We're living through a boom in artificial intelligence. But, many people may not realize that there have been AI booms—and busts—before. Is it different this time? CHM sought to find out by inviting three AI pioneers who have each navigated distinct eras of AI innovation for a discussion on October 7, 2025. The CHM Live event, “This Time It’s Different: AI Startups Across Three Generations,” was made possible by the generous support of Mark and Mary Stevens.
Marc Weber, a CHM curator and director of the Internet History Program moderated the discussion. He noted that AI busts in the past made the term itself toxic even as startups and companies were still using the technology, and only with more recent hype has AI become popular again.

Jerry Kaplan (center) makes a point. Marc Weber is at left and Adam Cheyer at right.
AI Company Founders Jerry Kaplan, cofounder of Teknowledge, an AI company that helped ignite the 1980s expert systems boom, was one of the first to earn a PhD in artificial intelligence, and the company he founded took the work he and others were doing in expert systems at Stanford and sold it to corporations to solve problems. But, he notes, the business model was based on incorrect assumptions—just like the AI industry today.
Representing the next generation, Adam Cheyer, cofounder of Siri, explained that they didn’t pitch their company as AI. They called Siri a “do engine” to distinguish it from a search engine. It could combine knowledge and action to serve as a virtual assistant. With its “ecosystem” of businesses partners, for example, Siri could call you a cab or buy movie tickets. Cheyer credits Steve Jobs, who bought Siri for Apple in 2011 and called it an AI company publicly, with reinvigorating the field.
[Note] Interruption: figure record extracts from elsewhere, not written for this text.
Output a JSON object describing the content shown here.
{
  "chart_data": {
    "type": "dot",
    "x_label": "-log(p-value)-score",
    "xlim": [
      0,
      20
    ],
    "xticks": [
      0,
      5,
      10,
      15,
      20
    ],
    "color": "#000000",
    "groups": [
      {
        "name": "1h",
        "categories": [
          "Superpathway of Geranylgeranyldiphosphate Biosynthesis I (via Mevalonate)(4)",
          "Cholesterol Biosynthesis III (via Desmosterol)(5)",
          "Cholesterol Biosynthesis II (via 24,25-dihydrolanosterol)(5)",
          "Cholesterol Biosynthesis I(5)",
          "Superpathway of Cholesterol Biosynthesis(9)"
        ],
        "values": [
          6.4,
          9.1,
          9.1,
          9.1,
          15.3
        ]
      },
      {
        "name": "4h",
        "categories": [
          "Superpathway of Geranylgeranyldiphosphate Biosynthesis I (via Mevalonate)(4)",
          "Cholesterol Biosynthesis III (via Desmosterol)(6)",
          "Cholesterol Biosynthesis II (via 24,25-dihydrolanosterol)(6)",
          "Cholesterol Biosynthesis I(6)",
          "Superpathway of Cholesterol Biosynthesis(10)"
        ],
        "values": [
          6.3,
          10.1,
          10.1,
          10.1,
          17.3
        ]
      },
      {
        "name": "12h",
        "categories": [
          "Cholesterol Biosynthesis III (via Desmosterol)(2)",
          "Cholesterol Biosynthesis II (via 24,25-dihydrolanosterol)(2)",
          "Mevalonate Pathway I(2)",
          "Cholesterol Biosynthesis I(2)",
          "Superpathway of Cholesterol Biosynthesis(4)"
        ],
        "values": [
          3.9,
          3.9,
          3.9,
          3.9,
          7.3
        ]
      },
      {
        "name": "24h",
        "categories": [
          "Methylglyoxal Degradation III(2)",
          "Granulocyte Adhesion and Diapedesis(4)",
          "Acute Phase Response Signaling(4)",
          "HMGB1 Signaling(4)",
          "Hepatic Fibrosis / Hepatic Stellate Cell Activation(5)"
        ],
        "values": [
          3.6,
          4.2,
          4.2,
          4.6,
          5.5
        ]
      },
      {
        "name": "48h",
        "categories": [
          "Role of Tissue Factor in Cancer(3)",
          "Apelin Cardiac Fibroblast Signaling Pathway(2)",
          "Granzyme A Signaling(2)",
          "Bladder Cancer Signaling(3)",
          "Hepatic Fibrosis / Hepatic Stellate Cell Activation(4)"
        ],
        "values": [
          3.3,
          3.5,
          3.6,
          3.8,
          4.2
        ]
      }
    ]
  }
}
Director of MIT’s Computer Science and Artificial Intelligence Laboratory (CSAIL) Daniela Rus is also the cofounder of AI startup Liquid AI. The company’s AI model operates on physical laws rather than the statistical basis of LLMs (large language models). It’s inspired by nature—a worm with a relatively small number of neurons and synapses that are remarkably powerful and energy efficient. Where a classical AI model needs about 100,000 neurons to keep an autonomous car in a lane, for example, with Liquid AI, you need only 19. And the model can also explain how the vehicle makes decisions and gains skills, allowing for generalization and application to different environments, which classical AI transformers are not good at. Further, the energy savings is significant because it is 1,000 times more efficient. It could, Rus said, democratize AI.
Daniela Rus explains how a new model can open AI tools to everyone.
Jerry Kaplan believes that expert systems technology was not good enough to do the things it promised to do and that’s why it collapsed. He sees the ambitions of his era’s academics in AI as part of a continuum of people’s fascination with using technology to enhance or serve humanity, from Frankenstein to today’s dream of artificial general intelligence.
Cheyer was looking at the problem of how to make language practical. He says that Siri shocked the world when it first came out.
Adam Cheyer describes how Siri had to make sense of language.
One of the big innovations with Siri was doing language well in a conversational way and executing on actions—what we would call agentic AI today.
Both Cheyer and Kaplan believe that the timing of a tech innovation is what makes or breaks it. Rus argued for the value of technological entrepreneurship that brings new ideas and new capabilities to the world over timing. But, when she recalled that it’s often very hard to get the rest of the world to back new ideas she came around to agree with her co-panelists that timing is critical.
So, is today’s AI boom different than previous booms? Kaplan says, “It’s different just like last time.” He believes this bubble will burst, with dire consequences for the entire society.
Jerry Kaplan predicts the AI bust.
What effect will today’s AI revolution have on jobs? Kaplan believes it will have the same effects as other technological advances that substitute capital for labor—it will change the nature of work. Some will lose their jobs, but new kinds of jobs will arise. Rus noted that her MIT colleague, economist David Otter, has done research showing that more than 60% of what people do today did not exist before 1948. No one foretold the rise of the service industry. She believes there will be a flurry of economic activity around AI that will draw all kinds of people with different skills and talents into the industry. It’s critical, she says, that the public begin to develop some AI literacy and empower themselves by understanding what aspects will affect your role.

Adam Cheyer describes the power of AI.
Adam Cheyer notes that AI is already solving problems, including 50-year-old math problems and exponentially advancing our understanding of protein folding, critical for drug discovery. He acknowledges that AI will also cause problems, but overall he’s optimistic it will solve a broad range of challenges. It is, he believes, the most powerful tool humanity has ever created.
For young people aspiring to be founders of new AI companies, Cheyer and Kaplan urge caution. Don’t do it, they say, just because you want to be an entrepreneur or to make money. Do it because you’re passionate about what you’re creating. Hopefully, aspiring AI founders will take Daniela Rus’ words to heart and recognize both the extraordinary opportunity AI provides to enrich our lives and look after humanity and the planet, and create responsible AI tools that serve the greater good.